A 50-year-old type 2 diabetic male with HBP and dry eye disease and diabetic retinopathy. Medicines: 100 units of slow Insulin, Valsartan 320 mg, Amlodipine 10 mg, Escitalopram 10 mg, Xiidra eye drops. After years of high HbA1c of around 10.5 % last year has averaged around 6.5 %. BP runs around 150/105 mmHg.

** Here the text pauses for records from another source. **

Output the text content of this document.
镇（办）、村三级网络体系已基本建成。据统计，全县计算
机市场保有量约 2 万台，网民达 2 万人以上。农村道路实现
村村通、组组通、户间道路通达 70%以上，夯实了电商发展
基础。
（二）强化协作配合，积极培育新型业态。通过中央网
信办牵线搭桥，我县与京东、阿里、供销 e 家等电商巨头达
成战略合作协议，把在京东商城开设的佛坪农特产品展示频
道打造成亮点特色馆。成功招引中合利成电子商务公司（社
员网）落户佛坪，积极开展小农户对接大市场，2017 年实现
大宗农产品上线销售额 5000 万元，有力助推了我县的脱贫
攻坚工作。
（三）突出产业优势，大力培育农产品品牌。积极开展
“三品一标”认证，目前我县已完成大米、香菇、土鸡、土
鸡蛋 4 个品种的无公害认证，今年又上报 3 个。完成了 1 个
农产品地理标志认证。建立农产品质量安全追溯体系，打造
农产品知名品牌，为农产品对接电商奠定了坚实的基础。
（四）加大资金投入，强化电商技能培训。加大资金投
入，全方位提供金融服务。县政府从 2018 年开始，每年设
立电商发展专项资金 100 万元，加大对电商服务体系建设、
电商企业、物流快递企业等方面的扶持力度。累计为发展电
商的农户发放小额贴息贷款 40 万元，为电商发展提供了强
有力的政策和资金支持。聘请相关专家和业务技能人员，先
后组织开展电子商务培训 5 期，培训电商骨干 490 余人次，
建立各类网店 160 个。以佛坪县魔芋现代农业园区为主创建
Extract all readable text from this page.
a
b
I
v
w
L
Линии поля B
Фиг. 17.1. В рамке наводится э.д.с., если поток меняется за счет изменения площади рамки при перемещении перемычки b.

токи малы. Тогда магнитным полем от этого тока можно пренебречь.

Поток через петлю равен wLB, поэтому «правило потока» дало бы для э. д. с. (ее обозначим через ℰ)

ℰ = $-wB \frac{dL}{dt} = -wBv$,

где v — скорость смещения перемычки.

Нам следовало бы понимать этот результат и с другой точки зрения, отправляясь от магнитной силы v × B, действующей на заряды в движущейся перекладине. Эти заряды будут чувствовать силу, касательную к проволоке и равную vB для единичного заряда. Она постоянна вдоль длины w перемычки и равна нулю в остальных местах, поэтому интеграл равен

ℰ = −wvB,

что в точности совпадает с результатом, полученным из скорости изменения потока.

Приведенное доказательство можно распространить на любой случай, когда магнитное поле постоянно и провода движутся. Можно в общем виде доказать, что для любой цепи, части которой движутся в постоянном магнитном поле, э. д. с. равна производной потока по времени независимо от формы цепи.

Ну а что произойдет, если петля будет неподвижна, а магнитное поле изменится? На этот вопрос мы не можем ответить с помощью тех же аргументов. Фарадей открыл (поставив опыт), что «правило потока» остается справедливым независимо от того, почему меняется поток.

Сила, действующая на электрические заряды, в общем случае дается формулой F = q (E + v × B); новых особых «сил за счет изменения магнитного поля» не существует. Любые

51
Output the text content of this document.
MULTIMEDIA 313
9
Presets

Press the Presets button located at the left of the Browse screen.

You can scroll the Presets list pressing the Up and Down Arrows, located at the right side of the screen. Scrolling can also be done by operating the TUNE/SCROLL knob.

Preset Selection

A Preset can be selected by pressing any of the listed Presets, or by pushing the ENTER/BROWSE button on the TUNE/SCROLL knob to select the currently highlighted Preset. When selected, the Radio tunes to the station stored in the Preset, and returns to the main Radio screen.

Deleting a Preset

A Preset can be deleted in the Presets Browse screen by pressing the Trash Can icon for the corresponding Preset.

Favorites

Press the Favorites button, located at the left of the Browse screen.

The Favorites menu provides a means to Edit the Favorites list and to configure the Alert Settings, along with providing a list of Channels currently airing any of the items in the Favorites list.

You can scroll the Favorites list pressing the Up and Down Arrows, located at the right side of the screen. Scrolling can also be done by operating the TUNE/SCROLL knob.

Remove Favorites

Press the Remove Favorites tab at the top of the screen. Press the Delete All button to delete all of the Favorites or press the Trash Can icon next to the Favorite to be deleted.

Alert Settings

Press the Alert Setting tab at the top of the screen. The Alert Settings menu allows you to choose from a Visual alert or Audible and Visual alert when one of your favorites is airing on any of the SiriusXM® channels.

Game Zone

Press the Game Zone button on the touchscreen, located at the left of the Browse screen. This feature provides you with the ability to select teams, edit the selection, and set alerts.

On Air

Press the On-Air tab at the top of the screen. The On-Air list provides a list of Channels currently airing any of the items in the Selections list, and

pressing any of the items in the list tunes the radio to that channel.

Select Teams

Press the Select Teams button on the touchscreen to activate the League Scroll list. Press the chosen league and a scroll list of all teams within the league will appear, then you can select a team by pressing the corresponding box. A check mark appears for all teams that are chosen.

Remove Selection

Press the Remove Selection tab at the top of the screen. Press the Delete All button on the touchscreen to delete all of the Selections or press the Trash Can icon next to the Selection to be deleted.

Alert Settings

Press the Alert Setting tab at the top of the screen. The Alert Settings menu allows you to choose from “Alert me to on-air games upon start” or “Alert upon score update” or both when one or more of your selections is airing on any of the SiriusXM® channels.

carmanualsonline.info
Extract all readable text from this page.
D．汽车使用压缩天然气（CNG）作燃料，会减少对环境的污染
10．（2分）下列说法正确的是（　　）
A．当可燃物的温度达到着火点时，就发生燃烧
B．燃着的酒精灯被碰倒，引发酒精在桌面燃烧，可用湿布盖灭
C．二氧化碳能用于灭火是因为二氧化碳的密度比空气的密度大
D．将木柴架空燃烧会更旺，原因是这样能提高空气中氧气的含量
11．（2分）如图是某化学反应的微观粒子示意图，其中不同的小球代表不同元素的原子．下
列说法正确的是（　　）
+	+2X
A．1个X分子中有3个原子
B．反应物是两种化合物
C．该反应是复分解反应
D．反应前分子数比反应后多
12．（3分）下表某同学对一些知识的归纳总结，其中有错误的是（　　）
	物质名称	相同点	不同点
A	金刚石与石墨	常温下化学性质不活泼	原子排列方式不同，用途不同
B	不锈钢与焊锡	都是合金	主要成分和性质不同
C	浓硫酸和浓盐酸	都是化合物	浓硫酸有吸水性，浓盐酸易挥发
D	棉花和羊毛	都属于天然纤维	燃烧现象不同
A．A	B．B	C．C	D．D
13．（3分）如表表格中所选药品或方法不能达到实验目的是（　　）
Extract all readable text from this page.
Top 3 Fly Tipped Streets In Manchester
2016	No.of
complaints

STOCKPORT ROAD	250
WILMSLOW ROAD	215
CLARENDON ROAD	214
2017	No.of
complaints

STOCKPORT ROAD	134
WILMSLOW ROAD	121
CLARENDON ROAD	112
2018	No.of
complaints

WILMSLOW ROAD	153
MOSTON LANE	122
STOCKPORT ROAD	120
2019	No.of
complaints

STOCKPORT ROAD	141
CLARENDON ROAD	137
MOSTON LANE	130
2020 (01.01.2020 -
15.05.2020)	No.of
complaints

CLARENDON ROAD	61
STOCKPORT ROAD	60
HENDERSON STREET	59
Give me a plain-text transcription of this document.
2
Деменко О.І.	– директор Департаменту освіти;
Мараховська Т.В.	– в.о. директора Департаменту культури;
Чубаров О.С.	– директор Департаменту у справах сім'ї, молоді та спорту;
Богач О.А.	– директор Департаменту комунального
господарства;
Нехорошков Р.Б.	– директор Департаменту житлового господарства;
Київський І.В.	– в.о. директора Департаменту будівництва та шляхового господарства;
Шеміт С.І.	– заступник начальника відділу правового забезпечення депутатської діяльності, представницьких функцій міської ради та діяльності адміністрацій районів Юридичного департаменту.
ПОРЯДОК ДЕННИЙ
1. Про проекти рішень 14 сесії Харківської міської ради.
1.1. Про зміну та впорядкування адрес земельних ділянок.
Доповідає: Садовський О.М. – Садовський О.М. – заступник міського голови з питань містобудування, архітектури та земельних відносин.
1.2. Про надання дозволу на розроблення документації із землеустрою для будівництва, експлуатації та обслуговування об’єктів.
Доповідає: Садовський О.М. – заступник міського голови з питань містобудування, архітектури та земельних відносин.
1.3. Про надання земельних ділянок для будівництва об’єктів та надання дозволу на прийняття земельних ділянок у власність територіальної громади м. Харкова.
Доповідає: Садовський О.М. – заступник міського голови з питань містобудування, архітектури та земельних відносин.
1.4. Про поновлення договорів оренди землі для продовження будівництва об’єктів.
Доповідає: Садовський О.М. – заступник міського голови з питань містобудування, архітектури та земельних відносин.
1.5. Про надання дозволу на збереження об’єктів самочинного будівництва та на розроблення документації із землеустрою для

I have managed to radically improve glucose control over the last year but my blood pressure has remained the same. I have some retinopathy issues and my ophthalmologist and optometrist want my glucose to stay at or below 6.5 % and my BP to be 120/70 mmHg. I have tried a variety of diuretics like HCTZ, Spironolactone, and Chlorthalidone, each for about 3 to 4 months but I suffer from severe dehydration whenever I take a diuretic. My eye doctors also tell me that diuretics can worsen the inflammation associated with both my dry eye and retinopathy. To add insult to injury, when I was taking the diuretics, my BP was still running at about 150/105 mmHg with no real noticeable difference.
My question then is relatively simple. I need to lower my BP to a safer rate but my doctor has run out of ideas for a third BP medicine that is not a diuretic. Can you suggest something (no-diuretic) that I could suggest to him?